О, если бы скорбеть душистый мог цветок,
Случайно выросший на поле битвы дикой,
Забрызганный в крови, затоптанный в песок, —
Он бы, как я, скорбел… Я с детства слышал крики
Вражды и мук. Туман кровавый заволок
Зарю моих надежд прекрасных и стыдливых.
Друг! Не ищи меня в моих стихах пытливых.

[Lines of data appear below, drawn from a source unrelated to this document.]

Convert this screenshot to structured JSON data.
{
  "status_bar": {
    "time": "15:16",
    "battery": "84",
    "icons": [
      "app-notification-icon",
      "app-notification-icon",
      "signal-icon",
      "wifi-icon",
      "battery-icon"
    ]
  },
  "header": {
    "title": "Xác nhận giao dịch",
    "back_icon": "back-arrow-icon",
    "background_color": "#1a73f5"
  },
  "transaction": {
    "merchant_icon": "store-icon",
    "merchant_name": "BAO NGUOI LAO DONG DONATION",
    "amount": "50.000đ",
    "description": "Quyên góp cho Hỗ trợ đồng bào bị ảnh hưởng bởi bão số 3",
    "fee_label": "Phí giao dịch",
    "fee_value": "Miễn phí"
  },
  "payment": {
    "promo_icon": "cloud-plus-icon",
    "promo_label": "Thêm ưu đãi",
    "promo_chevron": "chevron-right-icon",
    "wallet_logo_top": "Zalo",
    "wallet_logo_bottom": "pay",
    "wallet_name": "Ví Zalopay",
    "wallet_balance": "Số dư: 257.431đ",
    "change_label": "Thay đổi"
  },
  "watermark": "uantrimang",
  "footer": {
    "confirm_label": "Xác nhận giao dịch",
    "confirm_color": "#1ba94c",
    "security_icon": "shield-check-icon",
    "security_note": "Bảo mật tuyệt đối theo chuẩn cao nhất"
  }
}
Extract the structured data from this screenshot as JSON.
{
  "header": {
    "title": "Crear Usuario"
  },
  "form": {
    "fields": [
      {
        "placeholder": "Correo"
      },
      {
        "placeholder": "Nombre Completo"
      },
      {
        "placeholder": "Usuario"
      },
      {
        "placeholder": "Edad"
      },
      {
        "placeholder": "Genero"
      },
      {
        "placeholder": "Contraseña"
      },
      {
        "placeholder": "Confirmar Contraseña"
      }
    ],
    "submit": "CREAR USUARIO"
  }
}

В них рядом встретишь ты созвучья робких мук
И робких радостей, смесь веры и сомнений.
Я в сумерки веков рожден, когда вокруг
С зарей пугливою боролись ночи тени.
Бывало, чуть в душе раздастся песни звук,
Как слышу голос злой: «Молчи, поэт досужный!
И стань в ряды бойцов: слова теперь ненужны».
Ты лгал, о голос злой! Быть может, никогда
Так страстно мир не ждал пророческого слова.
Лишь слово царствует. Меч был рабом всегда.
Лишь словом создан свет, лишь им создастся снова.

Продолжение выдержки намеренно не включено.